Генерал Рузский вдруг подумал, что надеялся до самого последнего дня. До этой последней ночи. Даже не столько на свое спасение, сколько на возможность спасения страны. На то, что все чудовищное, нелепое, дикое, происходящее здесь уже почти полтора года, каким-то образом, наконец, разъяснится и исправится. Теперь же, в полушаге от смерти, он вдруг понял, что надежды нет. А возможно, и не было никогда. Оцепенев – не от страха, а от отчаяния, смаргивая дождевые капли, застилавшие взгляд, и больше не чувствуя боли и холода, он смотрел, как убивают князя Туманова.

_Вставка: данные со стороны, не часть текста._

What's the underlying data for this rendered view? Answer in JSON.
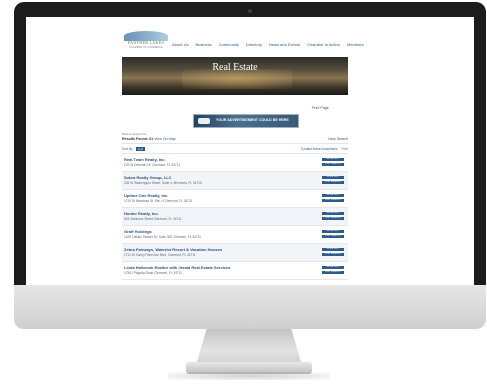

Молча, как звери, или как заводные куклы, исполняющие жуткий механический танец, палачи шашками сперва рубанули князя по предплечьям. Хрустнули кости, плеснула фонтаном кровь. Обрубок одной руки, отсеченный ловким ударом, упал на землю, второй повис, блеснув осколком кости. Туманов, не издав ни звука, покачнулся и упал на колени. Заводные куклы опять взмахнули шашками, наклоняясь ниже, на бледных лицах блеснули глаза – металлические, неживые, того же цвета, что и клинки, равномерно крошащие в куски человеческое тело.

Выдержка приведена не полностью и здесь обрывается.